The nurse is continuing to care for the child. Select the 3 priority actions that the nurse should take.
- A. Review cast care instructions with the child's parents
- B. Administer ibuprofen 200 mg PO
- C. Place a nonadherent dressing on the right knee abrasion.
- D. Explain the cast application procedure to the child.
- E. Apply ice packs to the fingers and along the right forearm.
- F. Elevate the affected forearm with pillows.
Correct Answer: A,B,F
Rationale: The correct answers are A, B, and F. A) Reviewing cast care instructions with the child's parents ensures proper care at home.
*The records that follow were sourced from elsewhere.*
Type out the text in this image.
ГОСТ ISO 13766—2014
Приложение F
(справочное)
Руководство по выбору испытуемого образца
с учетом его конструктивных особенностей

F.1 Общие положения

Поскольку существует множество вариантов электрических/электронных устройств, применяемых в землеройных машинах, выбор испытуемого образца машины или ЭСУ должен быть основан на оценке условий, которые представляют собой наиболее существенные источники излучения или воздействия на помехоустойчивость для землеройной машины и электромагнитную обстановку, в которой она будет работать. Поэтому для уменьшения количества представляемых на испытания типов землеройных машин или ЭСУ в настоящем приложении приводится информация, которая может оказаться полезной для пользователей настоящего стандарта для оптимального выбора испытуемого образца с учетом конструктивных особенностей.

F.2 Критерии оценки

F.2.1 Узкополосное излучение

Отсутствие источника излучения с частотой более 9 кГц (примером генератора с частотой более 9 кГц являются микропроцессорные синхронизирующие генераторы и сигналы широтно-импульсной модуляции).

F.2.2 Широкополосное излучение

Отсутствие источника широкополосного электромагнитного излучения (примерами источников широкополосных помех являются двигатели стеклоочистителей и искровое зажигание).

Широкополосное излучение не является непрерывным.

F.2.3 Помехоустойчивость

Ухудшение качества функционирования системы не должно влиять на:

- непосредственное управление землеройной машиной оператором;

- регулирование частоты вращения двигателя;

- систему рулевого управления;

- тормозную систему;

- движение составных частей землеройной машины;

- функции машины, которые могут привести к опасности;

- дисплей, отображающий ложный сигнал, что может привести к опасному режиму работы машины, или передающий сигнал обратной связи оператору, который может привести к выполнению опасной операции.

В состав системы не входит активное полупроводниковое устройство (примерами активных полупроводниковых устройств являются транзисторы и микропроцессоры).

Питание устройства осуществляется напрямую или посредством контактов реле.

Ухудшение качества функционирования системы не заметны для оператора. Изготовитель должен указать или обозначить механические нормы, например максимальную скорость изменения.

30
B) Administering ibuprofen helps manage pain and inflammation. F) Elevating the affected forearm reduces swelling. Choices C, D, and E are incorrect because C) placing a nonadherent dressing is not a priority over cast care, D) explaining cast application to the child is not essential for ongoing care, and E) applying ice packs to fingers and forearm is not as crucial as administering pain relief and elevating the affected area.